Pagi itu cahaya matahari menyelinap pelan ke dapur rumah tua melalui jendela kecil di atas wastafel. Aroma kopi Turki sudah lebih dulu mengambang di udara saat Ameera turun dari kamar. Ia melihat Hatice Hanım duduk di kursi kayu, mengenakan apron bergambar bunga delima, tengah menggiling kopi dengan alat kuningan tua.

“Günaydın, kızım,” sapa Hatice sambil tersenyum.

“Günaydın, Babaanne,” jawab Ameera, lalu mencuci tangan dan mulai mengeluarkan bahan-bahan dari kantong belanjaan kemarin.

Dapur itu kecil, tapi hangat. Ubin lantainya bermotif kuno, dan lemari kayunya menyimpan piring-piring porselen tua. Di sudut jendela, pot kecil berisi tanaman mint dan basil tumbuh subur. Di atas meja kayu, Ameera mulai menyusun bawang, cabai, dan sayuran.

“Kita mulai dari sayur asem dulu ya,” katanya sambil menoleh.

Hatice mengangguk antusias. “Apa pun yang kamu masak, aku siap untuk mencobanya.”

Ameera mulai mengiris bawang dan cabai. Ia menjelaskan pelan-pelan, “Sayur ini biasanya kami makan saat cuaca panas. Tapi aku pikir cocok juga di sini, karena kuahnya segar.”
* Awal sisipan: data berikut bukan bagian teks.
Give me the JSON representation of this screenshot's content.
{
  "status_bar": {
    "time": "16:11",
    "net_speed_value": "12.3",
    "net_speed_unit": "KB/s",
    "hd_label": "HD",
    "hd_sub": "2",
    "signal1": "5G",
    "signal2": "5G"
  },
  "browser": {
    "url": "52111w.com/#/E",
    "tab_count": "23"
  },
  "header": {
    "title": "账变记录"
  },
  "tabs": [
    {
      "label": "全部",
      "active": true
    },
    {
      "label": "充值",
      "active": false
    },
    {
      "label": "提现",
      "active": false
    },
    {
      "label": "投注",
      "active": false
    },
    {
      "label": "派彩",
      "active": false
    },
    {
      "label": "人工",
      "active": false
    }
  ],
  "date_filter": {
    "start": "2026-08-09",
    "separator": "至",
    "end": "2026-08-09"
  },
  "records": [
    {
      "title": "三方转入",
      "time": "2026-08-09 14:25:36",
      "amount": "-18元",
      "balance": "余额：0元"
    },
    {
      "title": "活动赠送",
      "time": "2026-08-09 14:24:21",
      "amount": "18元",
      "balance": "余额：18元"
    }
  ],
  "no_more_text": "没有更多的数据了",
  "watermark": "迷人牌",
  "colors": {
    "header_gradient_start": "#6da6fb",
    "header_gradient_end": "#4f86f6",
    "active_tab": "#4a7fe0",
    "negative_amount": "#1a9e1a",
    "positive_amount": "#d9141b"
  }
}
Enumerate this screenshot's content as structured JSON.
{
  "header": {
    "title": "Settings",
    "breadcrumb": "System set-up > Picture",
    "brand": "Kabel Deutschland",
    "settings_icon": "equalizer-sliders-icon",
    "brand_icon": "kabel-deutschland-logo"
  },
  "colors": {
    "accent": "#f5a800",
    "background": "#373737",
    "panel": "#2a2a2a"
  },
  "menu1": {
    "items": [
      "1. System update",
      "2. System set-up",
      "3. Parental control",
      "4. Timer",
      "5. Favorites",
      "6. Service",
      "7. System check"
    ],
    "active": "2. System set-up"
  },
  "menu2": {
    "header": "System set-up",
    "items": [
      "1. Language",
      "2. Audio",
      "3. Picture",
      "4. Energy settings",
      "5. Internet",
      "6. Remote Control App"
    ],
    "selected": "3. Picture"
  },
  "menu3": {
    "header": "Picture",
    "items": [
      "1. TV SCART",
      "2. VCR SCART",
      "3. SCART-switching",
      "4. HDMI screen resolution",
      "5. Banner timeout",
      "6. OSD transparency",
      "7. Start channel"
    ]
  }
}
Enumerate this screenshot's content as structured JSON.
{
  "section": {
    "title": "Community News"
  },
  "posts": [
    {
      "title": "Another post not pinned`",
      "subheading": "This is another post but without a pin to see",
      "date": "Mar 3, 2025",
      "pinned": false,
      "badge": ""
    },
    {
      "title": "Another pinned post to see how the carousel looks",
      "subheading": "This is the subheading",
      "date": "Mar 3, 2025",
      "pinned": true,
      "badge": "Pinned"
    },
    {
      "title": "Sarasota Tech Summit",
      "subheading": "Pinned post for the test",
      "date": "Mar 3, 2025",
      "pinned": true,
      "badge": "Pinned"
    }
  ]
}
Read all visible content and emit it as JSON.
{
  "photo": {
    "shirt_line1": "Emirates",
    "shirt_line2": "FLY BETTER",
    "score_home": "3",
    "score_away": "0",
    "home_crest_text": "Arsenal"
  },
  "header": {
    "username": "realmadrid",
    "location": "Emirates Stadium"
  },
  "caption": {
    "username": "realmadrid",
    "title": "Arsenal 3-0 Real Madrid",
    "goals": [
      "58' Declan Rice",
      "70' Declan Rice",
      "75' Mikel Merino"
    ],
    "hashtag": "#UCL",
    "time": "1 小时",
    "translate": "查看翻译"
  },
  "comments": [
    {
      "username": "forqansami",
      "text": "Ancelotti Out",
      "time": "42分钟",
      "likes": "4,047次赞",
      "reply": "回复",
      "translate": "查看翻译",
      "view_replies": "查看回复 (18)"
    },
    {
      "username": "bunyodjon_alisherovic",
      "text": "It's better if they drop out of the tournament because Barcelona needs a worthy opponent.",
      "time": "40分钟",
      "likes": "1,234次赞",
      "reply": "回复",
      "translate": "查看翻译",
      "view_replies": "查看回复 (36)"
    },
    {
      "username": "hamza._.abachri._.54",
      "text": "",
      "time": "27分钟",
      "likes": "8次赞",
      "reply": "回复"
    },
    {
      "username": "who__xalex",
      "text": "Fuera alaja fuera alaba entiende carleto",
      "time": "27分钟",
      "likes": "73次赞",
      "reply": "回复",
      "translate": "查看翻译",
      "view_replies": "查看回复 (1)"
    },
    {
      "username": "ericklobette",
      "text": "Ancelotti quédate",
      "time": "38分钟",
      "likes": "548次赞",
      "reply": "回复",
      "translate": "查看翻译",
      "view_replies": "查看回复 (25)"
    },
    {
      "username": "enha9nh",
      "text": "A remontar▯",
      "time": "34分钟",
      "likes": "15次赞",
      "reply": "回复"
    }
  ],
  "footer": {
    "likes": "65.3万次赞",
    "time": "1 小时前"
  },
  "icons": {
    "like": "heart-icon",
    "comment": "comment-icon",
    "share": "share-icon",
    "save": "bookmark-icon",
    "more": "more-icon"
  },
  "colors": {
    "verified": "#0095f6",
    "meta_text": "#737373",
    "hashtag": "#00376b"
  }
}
Ia menumis bumbu dalam minyak panas, dan dalam sekejap, aroma bawang putih dan lengkuas memenuhi dapur. Hatice terdiam sejenak, lalu menghirup dalam-dalam.

“Hmm… wanginya kuat, tapi tidak seperti makanan Turki.”

Ameera tersenyum.

Saat air dalam panci mulai mendidih, ia memasukkan jagung, buncis, labu, dan tomat. Lalu mencicipi sedikit kuah dengan sendok kayu.

Hatice mendekat dan ikut mencicip. Matanya berbinar. “Asam, tapi segar. Ada rasa manis juga… ini aneh tapi enak.” 

“Kalau kentang kukus ini, akan kamu masak jadi apa?” tanya Hatice antusias.

“Aku mau bikin perkedel kentang. Kamu bisa bantu aku bentuk bulat-bulat?” kata Ameera sambil mengambil mangkuk perkedel 

Hatice tertawa kecil. “Aku tukang roti dulunya, tentu aku bisa membuat bulatan kentang itu!”

Mereka bekerja berdua di meja dapur. Ameera menghaluskan kentang, mencampur dengan daging cincang, daun bawang, dan telur. Hatice mulai membentuk bulatan-bulatan kecil dan meletakkannya di atas nampan. Di sela kesibukan itu, mereka bercerita—tentang masa kecil Ameera di Palembang, tentang masa muda Hatice di Bursa, tentang makanan, cinta, dan kehilangan.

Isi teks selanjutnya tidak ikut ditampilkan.